Optical assemblies, image processing, and lasers pave the way for advances in medicine. What are the growth potentials for optical technologies in medical technology and biophotonics?

Based on sales revenue, medical technology and life sciences make up almost twelve percent of the German photonics industry. Here, too, light can demonstrate its unique properties. In biophotonics and the life sciences many analyses and diagnoses would not be possible without light. In medicine, light and lasers stand for gentle processes. Think about minimally invasive surgery and the various types of eye operations. When we consider the aging population, photonics will continue to have great opportunities in this area. Growth rates fluctuate depending on the area of application. On average, market observers expect annual growth rates of five to six percent.

The Berliner Glas Group has a wide range of technologies but its markets are very specialized. So far, it has stayed out of the automotive industry. Will this change with the growing demand for optical environment sensors for autonomous driving?

About ten years ago, we decided to cover specific market segments within the Berliner Glas Group with products and services. We are involved in the automotive industry only indirectly. We supply customers that manufacture test equipment. Therefore, autonomous driving is not important for us at present, since we assume that the key expertise for this area is more in the software rather than the hardware.

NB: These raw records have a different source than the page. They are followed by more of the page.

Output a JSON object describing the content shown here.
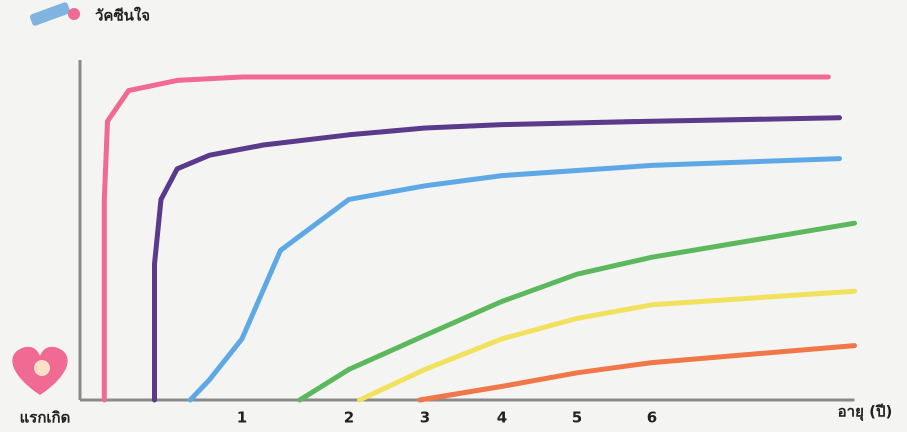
{
  "chart_data": {
    "type": "line",
    "ylabel": "วัคซีนใจ",
    "xlabel": "อายุ (ปี)",
    "xticks": [
      {
        "value": 0,
        "label": "แรกเกิด"
      },
      1,
      2,
      3,
      4,
      5,
      6
    ],
    "xlim": [
      0,
      8.7
    ],
    "ylim": [
      0,
      100
    ],
    "grid": false,
    "series": [
      {
        "color": "#f06a93",
        "x": [
          0.15,
          0.15,
          0.17,
          0.3,
          0.6,
          1,
          3,
          6,
          8.35
        ],
        "values": [
          0,
          59,
          82,
          91,
          94,
          95,
          95,
          95,
          95
        ]
      },
      {
        "color": "#5b3a8c",
        "x": [
          0.46,
          0.46,
          0.5,
          0.6,
          0.8,
          1.2,
          2,
          3,
          4,
          6,
          8.5
        ],
        "values": [
          0,
          40,
          59,
          68,
          72,
          75,
          78,
          80,
          81,
          82,
          83
        ]
      },
      {
        "color": "#5fa8e6",
        "x": [
          0.68,
          0.8,
          1,
          1.36,
          2,
          3,
          4,
          6,
          8.5
        ],
        "values": [
          0,
          6,
          18,
          44,
          59,
          63,
          66,
          69,
          71
        ]
      },
      {
        "color": "#5cb85c",
        "x": [
          1.54,
          2,
          3,
          4,
          5,
          6,
          8.7
        ],
        "values": [
          0,
          9,
          19,
          29,
          37,
          42,
          52
        ]
      },
      {
        "color": "#f2e15c",
        "x": [
          2.14,
          3,
          4,
          5,
          6,
          8.7
        ],
        "values": [
          0,
          9,
          18,
          24,
          28,
          32
        ]
      },
      {
        "color": "#f07848",
        "x": [
          2.93,
          4,
          5,
          6,
          8.7
        ],
        "values": [
          0,
          4,
          8,
          11,
          16
        ]
      }
    ]
  }
}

3D printing, 3D chips, 3D imaging—all need optical technologies. To what extent do you see growth potentials for photonics in general?

3D technologies offer enormous opportunities. There are many drivers. 3D printing will play an important role within the scope of Industry 4.0. The trends toward individualized products and business-on-demand are also important factors. 3D chips are an approach to further increase the efficiency of chips. Additional demand comes also from the Internet of Things, in which chips continuously have to process and store increasing volumes of data. 3D imaging is an important element for augmented and virtual reality. Although Google Glass was not the expected success, augmented reality has long been accepted in the industry. For example, for service technicians who maintain machinery. Mark Zuckerberg is convinced that in the future friends will “meet” in a virtual environment rather than sharing photos and videos.

In your opinion, how mature are these markets?

In all three of the developments that I mentioned, we are only at the very beginning and have a fascinating time ahead of us. The photonics industry will continue to grow. Perhaps the applications will change somewhat, but light will remain an “enabler” with unique properties. The Berliner Glas Group will be part of this in individual, selected areas. We are looking to the future with optimism.

Berliner Glas Group
The Berliner Glas Group is one of the world's leading providers of optical key components, assemblies and systems as well as high-quality refined technical glass. With its understanding of optical systems and optical production technology, the company develops, produces and integrates optics, mechanics and electronics into innovative system solutions. These solutions are used in the semiconductor industry, in laser and aerospace technologies, medical technology, metrology and the display industry. Over the last ten years, the Berliner Glas Group has grown from 700 to 1,100 employees worldwide, who work at five locations in Germany, Switzerland, and China. Dr. Andreas Nitze worked as a student trainee in the company's glass processing unit while he was studying economic and social sciences. After earning his doctor's degree, he began his career 25 years ago as a management assistant. Today, he is an executive partner and the CEO of the owner-managed Berliner Glas Group. He is involved in associations such as SPECTARIS, clusters such as OpTec-Berlin-Brandenburg, and is member of the advisory board of LASER World of PHOTONICS.